By Jane Hardy
County Donegal is the largest county in Ulster. Paradoxically it owns the northernmost border in the South of Ireland and in fact the whole of the country. Named after the town of Donegal, it has also been known as County Tyrconnell, from the ancient kingdom that covered much of the west of Ireland.
O’Donnell Clan
For many centuries, Donegal lay under the control of the mighty clan O’Donnell who were based at Donegal Castle in the centre of Donegal Town. Though the modern county officially came into being in 1585 when Tyrconnell merged with Inishowen, the British were unable to establish their authority for at least another century.
Pivotal to this was the so called Flight of the Earls in 1607. Following their defeat by the English in 1602, the earls of Tyrconnell and Tyrone faced the option of continuing in reduced circumstances at the behest of the newly-installed King James I. From County Donegal’s point of view, this was a disaster summed up by the loss of the City of Derry, a vital port in the neighbouring county of Londonderry.

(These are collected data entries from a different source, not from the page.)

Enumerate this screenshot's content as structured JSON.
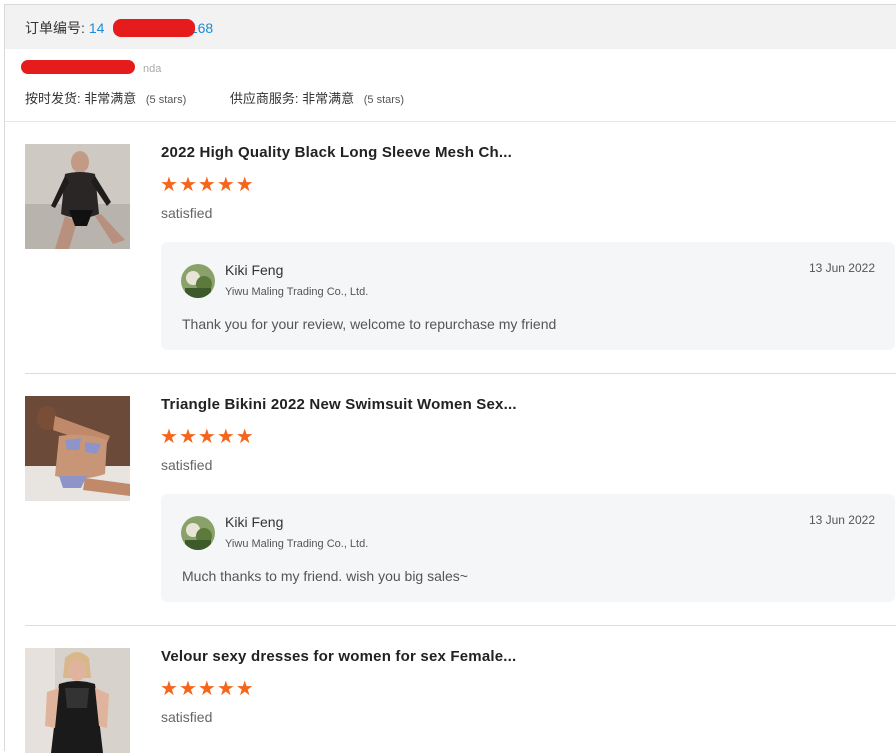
{
  "header": {
    "order_label": "订单编号:",
    "order_number_prefix": "14",
    "order_number_suffix": "022168",
    "buyer_suffix": "nda"
  },
  "ratings": {
    "shipping_label": "按时发货:",
    "shipping_value": "非常满意",
    "shipping_stars": "(5 stars)",
    "service_label": "供应商服务:",
    "service_value": "非常满意",
    "service_stars": "(5 stars)"
  },
  "items": [
    {
      "title": "2022 High Quality Black Long Sleeve Mesh Ch...",
      "rating": 5,
      "verdict": "satisfied",
      "reply": {
        "name": "Kiki Feng",
        "company": "Yiwu Maling Trading Co., Ltd.",
        "date": "13 Jun 2022",
        "text": "Thank you for your review, welcome to repurchase my friend"
      }
    },
    {
      "title": "Triangle Bikini 2022 New Swimsuit Women Sex...",
      "rating": 5,
      "verdict": "satisfied",
      "reply": {
        "name": "Kiki Feng",
        "company": "Yiwu Maling Trading Co., Ltd.",
        "date": "13 Jun 2022",
        "text": "Much thanks to my friend. wish you big sales~"
      }
    },
    {
      "title": "Velour sexy dresses for women for sex Female...",
      "rating": 5,
      "verdict": "satisfied"
    }
  ],
  "colors": {
    "star": "#f3661c",
    "link": "#1a8cd8",
    "redaction": "#e61b1b",
    "reply_bg": "#f4f6f8"
  },
  "icons": {
    "star": "star-icon"
  }
}
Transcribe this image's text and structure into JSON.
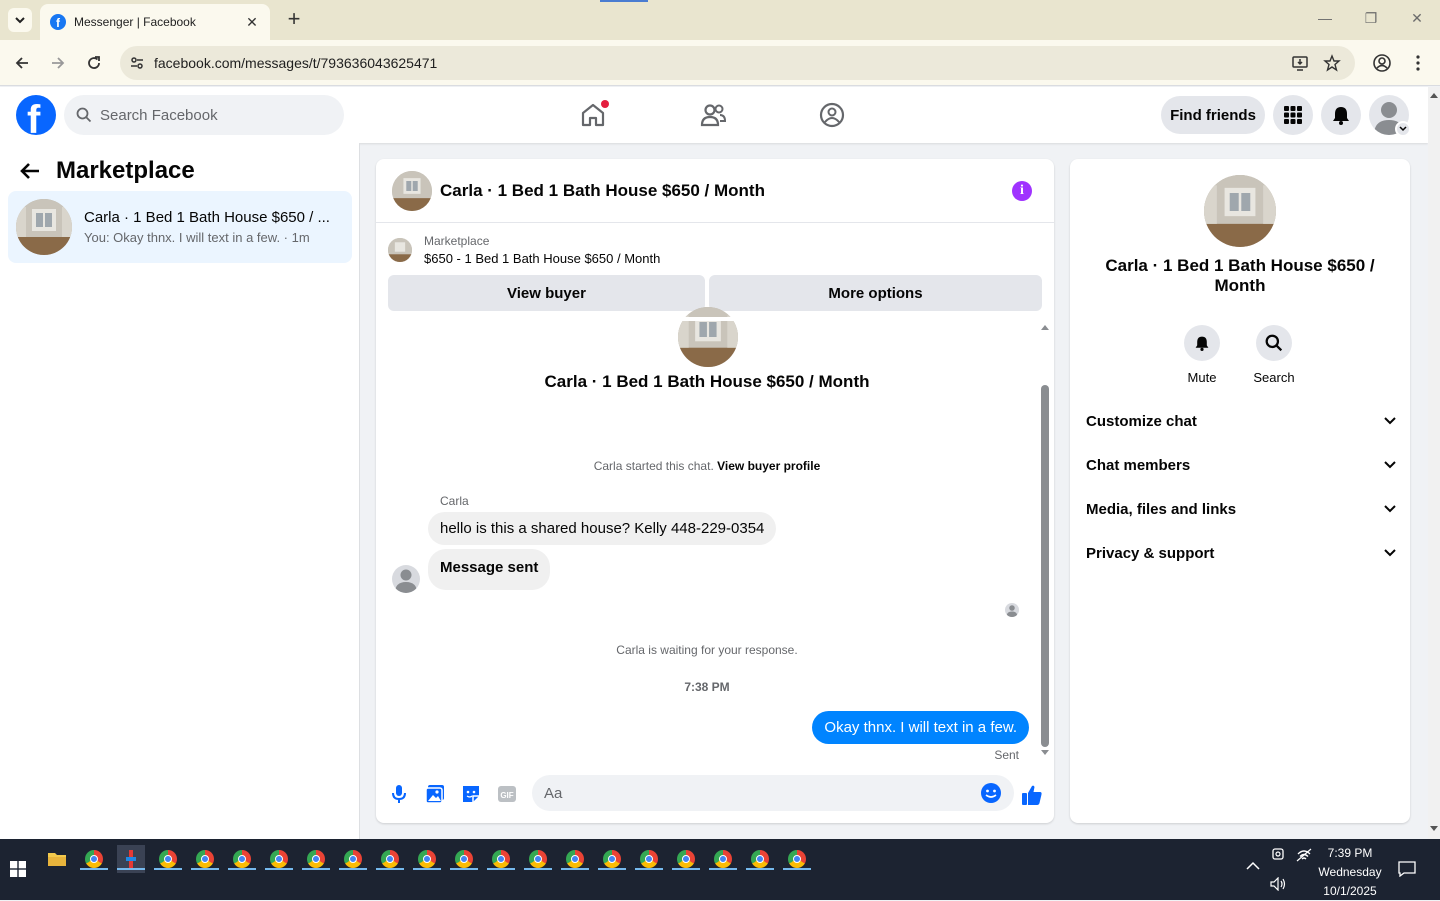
{
  "browser": {
    "tab_title": "Messenger | Facebook",
    "url": "facebook.com/messages/t/793636043625471",
    "minimize": "—",
    "restore": "❐",
    "close": "✕",
    "new_tab": "+"
  },
  "fb_header": {
    "search_placeholder": "Search Facebook",
    "find_friends": "Find friends",
    "home_notification_color": "#e41e3f"
  },
  "sidebar": {
    "title": "Marketplace",
    "conversations": [
      {
        "title": "Carla · 1 Bed 1 Bath House $650 / ...",
        "preview": "You: Okay thnx. I will text in a few. · 1m"
      }
    ]
  },
  "chat": {
    "header_name": "Carla · 1 Bed 1 Bath House $650 / Month",
    "marketplace_label": "Marketplace",
    "marketplace_item": "$650 - 1 Bed 1 Bath House $650 / Month",
    "view_buyer": "View buyer",
    "more_options": "More options",
    "hero_name": "Carla · 1 Bed 1 Bath House $650 / Month",
    "started_text": "Carla started this chat.",
    "view_buyer_profile": "View buyer profile",
    "sender_name": "Carla",
    "messages_in": [
      "hello is this a shared house?  Kelly 448-229-0354",
      "Message sent"
    ],
    "waiting_text": "Carla is waiting for your response.",
    "timestamp": "7:38 PM",
    "message_out": "Okay thnx. I will text in a few.",
    "sent_label": "Sent",
    "composer_placeholder": "Aa"
  },
  "details": {
    "title": "Carla · 1 Bed 1 Bath House $650 / Month",
    "mute": "Mute",
    "search": "Search",
    "sections": [
      "Customize chat",
      "Chat members",
      "Media, files and links",
      "Privacy & support"
    ]
  },
  "taskbar": {
    "time": "7:39 PM",
    "day": "Wednesday",
    "date": "10/1/2025"
  },
  "colors": {
    "fb_blue": "#0866ff",
    "messenger_blue": "#0084ff",
    "info_purple": "#a033ff",
    "selected_conversation": "#ebf5ff"
  }
}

However, wary of incursions by Lord Chichester who wanted to denounce them as traitors, in September 1607 the Earls and 90 loyal followers set sail for Spain on the understanding that they could raise an army to mount a full scale invasion. But Spain, recently defeated by the Dutch, were in no position to oblige.
For many centuries, Donegal lay under the control of the mighty clan O’Donnell who were based at Donegal Castle in the centre of Donegal Town
Great Famine
Both Hugh O’Neill, Earl of Tyrone, and Red Hugh O’Donnell, Earl of Tyrconnell, died in exile. This left the way open for the division of Donegal between Lord Chichester in Inishowen, and the Plantation populations, mainly from Scotland. Pity for example the Barony of Boylagh, the section of Donegal left to the tender ministrations of the Scottish landlords, also known as undertakers.
But the event which has left the darkest historical legacy must be the great famine of the late 1840s. Caused by the potato blight which devastated a largely agricultural economy, it felled a significant percentage of the population through starvation, disease and emigration.
One area, Glencolmcille, lost over 70 per cent of its people in this way. Donegal is still littered with paupers’ graveyards and broken-down cottages, but for the best insight into what life must have been like during the period, visit the famine village at the Isle of Doagh in Inishowen. It’s a sobering and educational experience.
The partition of Ireland in 1921 put paid to any lingering notion of the city of Derry-Londonderry acting as an unofficial port for the area, yet it retained close links with Donegal, an advantage to those residents for whom an escape from the austerity of World War II was only a bike ride away. But the county’s proximity to the North meant it couldn’t escape the Northern Irish troubles, suffering its fair share of bombings and assassinations, while being used as a bolthole for prominent Republicans on the run (again, see the Isle of Doagh for evidence of this).
Yet even with the hardest of hard borders during this period, Donegal remained a mecca for tourists, and this is what has sustained its economy through wars and the immolation of the Celtic Tiger. The very ancientness of the landscape, and the sense of its own past, is, once again paradoxically, the key to a prosperous future.